Thierry Ehrmann fait la révolution... avec
Internet
Rolex en or au poignet par-dessus un tatouage, Jaguar rutilante mais
jeans et polo noirs, et, dans son bureau, des uvres d'art sacré cotôyant des portraits de dignitaires
communistes...
Thierry Ehrmann manie les paradoxes avec une parfaite aisance. Il
en joue, même. Cette étoile montante de la nouvelle économie, qui a soutenu activement Gérard
Collomb, le nouveau maire socialiste de Lyon, n'est pas gêné d'avoir le nom de Bernard Arnault - un homme
de gauche qui s'ignore, selon lui - désormais accolé à celui de sa société, Artprice.com,
depuis que le patron de LVMH s'est invité au capital.
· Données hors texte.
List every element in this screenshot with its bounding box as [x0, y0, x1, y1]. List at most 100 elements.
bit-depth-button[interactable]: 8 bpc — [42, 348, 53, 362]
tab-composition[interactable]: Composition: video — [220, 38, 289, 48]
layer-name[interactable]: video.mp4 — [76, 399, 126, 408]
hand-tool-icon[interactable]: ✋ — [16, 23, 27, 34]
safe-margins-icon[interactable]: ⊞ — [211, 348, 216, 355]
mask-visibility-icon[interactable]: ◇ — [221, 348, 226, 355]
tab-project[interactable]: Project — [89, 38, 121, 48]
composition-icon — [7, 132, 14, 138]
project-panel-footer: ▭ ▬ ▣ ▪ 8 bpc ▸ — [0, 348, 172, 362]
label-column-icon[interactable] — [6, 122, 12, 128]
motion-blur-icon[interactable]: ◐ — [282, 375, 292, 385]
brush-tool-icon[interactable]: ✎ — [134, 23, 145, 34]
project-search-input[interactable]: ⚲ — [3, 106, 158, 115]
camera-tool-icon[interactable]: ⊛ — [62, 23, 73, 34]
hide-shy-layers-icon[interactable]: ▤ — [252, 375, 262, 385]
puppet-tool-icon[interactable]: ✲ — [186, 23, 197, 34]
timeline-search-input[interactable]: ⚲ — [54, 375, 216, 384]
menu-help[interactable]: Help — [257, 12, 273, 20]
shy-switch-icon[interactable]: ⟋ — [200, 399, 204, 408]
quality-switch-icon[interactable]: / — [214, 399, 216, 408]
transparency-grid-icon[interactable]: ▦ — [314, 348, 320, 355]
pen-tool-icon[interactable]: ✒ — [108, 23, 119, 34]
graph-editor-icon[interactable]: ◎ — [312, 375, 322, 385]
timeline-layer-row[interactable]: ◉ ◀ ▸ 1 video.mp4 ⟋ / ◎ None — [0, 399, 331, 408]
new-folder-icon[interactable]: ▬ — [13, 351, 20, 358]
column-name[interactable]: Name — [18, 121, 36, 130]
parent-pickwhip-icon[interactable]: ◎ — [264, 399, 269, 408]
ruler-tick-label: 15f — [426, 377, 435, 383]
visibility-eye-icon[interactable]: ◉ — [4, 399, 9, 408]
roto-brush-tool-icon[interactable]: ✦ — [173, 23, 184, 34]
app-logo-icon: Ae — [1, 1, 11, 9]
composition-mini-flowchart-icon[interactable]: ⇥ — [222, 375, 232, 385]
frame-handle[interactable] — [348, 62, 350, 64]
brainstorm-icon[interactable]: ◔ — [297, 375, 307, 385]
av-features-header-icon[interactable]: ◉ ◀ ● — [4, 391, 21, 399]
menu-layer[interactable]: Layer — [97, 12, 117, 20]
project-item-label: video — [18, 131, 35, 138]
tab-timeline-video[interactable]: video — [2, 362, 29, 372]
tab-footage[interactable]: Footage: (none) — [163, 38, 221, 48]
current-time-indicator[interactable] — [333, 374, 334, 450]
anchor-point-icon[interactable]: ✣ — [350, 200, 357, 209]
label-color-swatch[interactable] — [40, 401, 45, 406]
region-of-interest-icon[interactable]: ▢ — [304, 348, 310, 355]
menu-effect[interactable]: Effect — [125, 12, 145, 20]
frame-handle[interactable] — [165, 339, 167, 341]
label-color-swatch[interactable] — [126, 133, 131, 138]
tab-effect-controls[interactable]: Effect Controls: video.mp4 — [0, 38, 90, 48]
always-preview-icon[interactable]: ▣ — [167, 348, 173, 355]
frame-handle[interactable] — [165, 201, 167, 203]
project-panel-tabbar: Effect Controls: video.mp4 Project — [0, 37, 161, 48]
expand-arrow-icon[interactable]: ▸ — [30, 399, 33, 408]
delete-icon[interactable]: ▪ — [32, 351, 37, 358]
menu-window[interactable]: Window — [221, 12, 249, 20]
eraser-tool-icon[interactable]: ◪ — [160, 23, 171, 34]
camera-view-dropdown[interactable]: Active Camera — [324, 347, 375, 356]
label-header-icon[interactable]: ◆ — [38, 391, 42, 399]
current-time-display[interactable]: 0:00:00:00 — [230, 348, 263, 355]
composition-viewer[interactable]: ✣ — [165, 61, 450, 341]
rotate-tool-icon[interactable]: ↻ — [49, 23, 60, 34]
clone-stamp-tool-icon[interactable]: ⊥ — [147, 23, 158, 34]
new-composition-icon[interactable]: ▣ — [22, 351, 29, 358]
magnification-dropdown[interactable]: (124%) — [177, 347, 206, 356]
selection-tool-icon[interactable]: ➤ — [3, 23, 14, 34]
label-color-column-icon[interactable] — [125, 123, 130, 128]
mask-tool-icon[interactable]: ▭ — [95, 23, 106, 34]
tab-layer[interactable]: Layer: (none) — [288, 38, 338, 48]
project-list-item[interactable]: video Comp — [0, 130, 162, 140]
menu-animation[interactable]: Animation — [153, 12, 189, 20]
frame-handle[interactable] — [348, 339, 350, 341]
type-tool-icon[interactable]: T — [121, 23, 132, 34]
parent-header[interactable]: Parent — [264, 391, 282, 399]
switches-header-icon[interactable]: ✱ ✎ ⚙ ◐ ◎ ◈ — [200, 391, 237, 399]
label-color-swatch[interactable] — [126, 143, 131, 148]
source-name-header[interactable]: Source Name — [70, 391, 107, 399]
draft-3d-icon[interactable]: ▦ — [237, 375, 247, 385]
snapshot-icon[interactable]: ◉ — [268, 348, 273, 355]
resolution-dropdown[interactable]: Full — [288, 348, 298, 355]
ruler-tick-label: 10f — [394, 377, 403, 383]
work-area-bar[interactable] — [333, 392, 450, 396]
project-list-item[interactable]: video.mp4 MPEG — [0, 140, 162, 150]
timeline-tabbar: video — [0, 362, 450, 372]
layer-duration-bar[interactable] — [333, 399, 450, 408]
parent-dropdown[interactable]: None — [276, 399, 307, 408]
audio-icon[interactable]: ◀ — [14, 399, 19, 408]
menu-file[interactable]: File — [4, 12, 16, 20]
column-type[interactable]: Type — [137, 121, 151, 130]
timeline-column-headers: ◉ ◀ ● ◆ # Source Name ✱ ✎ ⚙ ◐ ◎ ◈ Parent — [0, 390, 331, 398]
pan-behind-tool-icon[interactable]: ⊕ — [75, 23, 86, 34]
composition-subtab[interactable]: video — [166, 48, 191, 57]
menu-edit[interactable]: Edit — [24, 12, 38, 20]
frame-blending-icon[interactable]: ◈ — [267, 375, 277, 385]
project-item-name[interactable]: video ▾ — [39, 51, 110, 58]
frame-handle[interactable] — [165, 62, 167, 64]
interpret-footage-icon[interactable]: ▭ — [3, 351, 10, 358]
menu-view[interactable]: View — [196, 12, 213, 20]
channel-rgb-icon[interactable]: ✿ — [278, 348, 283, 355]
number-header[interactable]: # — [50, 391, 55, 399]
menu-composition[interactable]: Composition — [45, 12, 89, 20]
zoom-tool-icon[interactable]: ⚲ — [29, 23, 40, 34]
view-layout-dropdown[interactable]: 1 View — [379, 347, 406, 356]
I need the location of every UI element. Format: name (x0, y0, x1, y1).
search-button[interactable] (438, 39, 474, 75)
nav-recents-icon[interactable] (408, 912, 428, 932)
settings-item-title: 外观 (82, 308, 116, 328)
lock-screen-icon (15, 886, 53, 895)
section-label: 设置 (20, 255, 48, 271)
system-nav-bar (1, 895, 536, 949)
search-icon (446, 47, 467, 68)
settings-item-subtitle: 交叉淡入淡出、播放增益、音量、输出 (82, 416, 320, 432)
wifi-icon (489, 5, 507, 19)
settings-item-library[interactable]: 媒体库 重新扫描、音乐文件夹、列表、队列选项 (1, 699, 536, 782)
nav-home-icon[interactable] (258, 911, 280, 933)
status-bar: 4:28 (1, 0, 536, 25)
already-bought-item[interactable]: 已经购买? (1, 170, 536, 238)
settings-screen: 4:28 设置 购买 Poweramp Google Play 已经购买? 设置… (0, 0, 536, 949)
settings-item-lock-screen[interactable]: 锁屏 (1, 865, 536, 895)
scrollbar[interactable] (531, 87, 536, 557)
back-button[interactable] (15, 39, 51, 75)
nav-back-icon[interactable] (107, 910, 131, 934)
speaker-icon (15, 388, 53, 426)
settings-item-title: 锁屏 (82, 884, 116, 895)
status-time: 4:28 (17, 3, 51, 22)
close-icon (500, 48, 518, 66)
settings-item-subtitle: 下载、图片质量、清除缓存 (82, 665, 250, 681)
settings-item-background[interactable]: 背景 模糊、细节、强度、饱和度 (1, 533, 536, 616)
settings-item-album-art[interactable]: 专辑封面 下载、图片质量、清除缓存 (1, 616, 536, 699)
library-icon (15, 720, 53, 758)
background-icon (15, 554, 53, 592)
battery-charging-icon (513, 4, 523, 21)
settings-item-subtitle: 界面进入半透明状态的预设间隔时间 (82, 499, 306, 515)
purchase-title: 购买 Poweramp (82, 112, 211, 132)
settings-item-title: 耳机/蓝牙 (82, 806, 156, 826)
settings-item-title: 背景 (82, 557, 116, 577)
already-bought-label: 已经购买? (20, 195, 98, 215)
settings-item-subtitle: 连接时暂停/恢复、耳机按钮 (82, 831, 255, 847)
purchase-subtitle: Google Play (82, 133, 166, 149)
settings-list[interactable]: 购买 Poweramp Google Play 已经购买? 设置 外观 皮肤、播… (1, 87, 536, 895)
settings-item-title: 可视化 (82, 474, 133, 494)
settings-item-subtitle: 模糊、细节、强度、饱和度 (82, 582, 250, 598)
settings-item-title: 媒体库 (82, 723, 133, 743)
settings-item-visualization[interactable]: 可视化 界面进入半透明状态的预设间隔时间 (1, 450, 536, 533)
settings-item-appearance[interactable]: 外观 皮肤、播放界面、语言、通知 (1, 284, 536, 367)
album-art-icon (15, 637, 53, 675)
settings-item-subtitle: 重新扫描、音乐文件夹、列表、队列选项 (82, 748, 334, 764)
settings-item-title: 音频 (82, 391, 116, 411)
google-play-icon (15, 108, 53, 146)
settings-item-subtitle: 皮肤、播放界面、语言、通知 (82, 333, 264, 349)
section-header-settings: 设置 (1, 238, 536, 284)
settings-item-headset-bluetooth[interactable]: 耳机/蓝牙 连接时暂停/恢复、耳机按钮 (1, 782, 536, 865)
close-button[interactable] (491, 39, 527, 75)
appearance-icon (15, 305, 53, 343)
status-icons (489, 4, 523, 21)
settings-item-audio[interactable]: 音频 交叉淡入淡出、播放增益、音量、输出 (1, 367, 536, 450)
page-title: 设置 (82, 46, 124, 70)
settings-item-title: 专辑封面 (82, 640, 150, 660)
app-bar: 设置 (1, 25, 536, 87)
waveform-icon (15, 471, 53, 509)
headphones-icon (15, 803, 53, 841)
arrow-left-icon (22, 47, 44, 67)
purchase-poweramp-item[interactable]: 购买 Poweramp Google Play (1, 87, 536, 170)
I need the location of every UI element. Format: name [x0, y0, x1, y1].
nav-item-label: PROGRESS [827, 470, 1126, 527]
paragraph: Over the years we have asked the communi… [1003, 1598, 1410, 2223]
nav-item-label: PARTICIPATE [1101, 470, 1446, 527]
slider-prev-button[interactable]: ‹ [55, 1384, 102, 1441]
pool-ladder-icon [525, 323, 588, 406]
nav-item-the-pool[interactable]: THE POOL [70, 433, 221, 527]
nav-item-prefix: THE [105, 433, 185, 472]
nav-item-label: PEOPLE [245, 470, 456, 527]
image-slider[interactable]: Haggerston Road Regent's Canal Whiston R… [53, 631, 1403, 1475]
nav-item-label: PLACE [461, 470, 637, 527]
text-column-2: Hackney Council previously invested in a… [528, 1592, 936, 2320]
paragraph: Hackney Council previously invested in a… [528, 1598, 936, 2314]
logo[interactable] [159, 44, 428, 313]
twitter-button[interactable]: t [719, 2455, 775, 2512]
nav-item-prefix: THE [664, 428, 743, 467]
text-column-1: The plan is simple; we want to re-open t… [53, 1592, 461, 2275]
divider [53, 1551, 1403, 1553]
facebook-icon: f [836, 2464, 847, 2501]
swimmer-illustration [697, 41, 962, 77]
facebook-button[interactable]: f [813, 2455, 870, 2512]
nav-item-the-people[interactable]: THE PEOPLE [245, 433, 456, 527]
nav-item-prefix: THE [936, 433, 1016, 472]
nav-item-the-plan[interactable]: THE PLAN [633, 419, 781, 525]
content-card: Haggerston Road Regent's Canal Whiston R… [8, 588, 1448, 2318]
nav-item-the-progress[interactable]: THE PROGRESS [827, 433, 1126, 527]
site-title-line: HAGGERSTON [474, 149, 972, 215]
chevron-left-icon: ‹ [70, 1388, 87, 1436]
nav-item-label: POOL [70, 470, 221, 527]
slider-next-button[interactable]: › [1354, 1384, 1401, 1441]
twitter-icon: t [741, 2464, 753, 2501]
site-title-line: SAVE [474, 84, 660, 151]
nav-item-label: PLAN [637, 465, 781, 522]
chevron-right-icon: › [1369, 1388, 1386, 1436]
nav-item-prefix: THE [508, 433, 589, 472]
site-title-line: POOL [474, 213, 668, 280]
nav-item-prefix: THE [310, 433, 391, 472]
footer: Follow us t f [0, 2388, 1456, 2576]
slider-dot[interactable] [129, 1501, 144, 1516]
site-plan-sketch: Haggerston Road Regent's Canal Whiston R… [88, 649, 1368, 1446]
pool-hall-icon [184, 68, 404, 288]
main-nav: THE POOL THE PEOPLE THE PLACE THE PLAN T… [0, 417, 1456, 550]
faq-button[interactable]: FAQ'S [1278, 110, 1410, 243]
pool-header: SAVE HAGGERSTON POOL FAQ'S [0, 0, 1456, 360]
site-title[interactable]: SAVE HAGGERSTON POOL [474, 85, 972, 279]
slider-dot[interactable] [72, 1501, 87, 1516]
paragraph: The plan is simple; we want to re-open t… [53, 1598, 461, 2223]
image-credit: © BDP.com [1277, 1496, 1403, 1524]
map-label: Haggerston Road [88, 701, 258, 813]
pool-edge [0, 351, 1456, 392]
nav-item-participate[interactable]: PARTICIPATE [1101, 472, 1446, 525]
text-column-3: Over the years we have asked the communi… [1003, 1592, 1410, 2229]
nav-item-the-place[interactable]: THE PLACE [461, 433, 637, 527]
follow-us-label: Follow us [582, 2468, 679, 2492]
Chez lui, l'enracinement à gauche est génétique. Son père déjà, un riche industriel
lyonnais, était réputé pour ses idées progressistes dans une ville conservatrice. Lui a tout
simplement l'impression d'être au cur d'une révolution en marche : celle de l'Internet. « Révolution,
au sens marxiste du terme précise-t-il, ébranlant la société comme hier l'imprimerie
ou la machine à vapeur. » Sauf que, cette fois, l'argent n'est pas un facteur discriminant. «
Les nouvelles technologies coûtent très peu cher. Du coup, on va assister à une redistribution complète
des richesses. » Thierry Ehrmann est bien placé pour le savoir. La valeur de son holding, qu'il envisage
de coter en Bourse dans les prochains mois, est estimée de 600 millions de francs. L'histoire commence en 1987
avec la création du groupe Serveur. « Serveur, du latin servire qui signifie être soumis, explique-t-il.
Mais l'esclave s'affranchit. » Une de ses premières contributions à l'émancipation humaine
a été de mettre en ligne, d'abord via le Minitel, l'une des plus grosses banques de données de droit
social qui synthétise notamment l'ensemble des conventions collectives françaises. « Un siècle
de combat réuni en un seul lieu et accessible instantanément », dit-il fièrement. Cette
initiative lui a valu les foudres du patronnat. Puis est arrivé Internet. Un formidable accélérateur.
En 1994, il créé Artprice.com, une base de données qui met à jour quotidiennement les cotes
de plus de un million d'artistes dans le monde. Intarissable sur le Net, Thierry Ehrmann y voit un média anarchique
et subversif qui est en train de bouleverser les règles du capitalisme. Et de citer Jeremy Rifkin : « Dans
les nouveaux modèles comptables de l'économie en réseau, le patrimoine matériel va peu à
peu passer de la colonne des actifs à celle des passifs [...] tandis que les formes incorporelles du capital seront
de plus en plus enregistrées en tant qu'actifs. »
Le partage du savoir, voilà la clé pour Thierry Ehrmann, qui initie des collégiens, deux fois par
semaine, aux nouvelles technologies. « Le patron de droit divin, et même de droit humain, est voué
à disparaître », prédit-il. D'ailleurs, dans son entreprise, il constate que son pouvoir
s'efface au profit d'organisations horizontales qui travaillent entre elles. Des contre-pouvoirs qu'il regarde se développer
avec la jubilation du jardinier admirant ses pousses.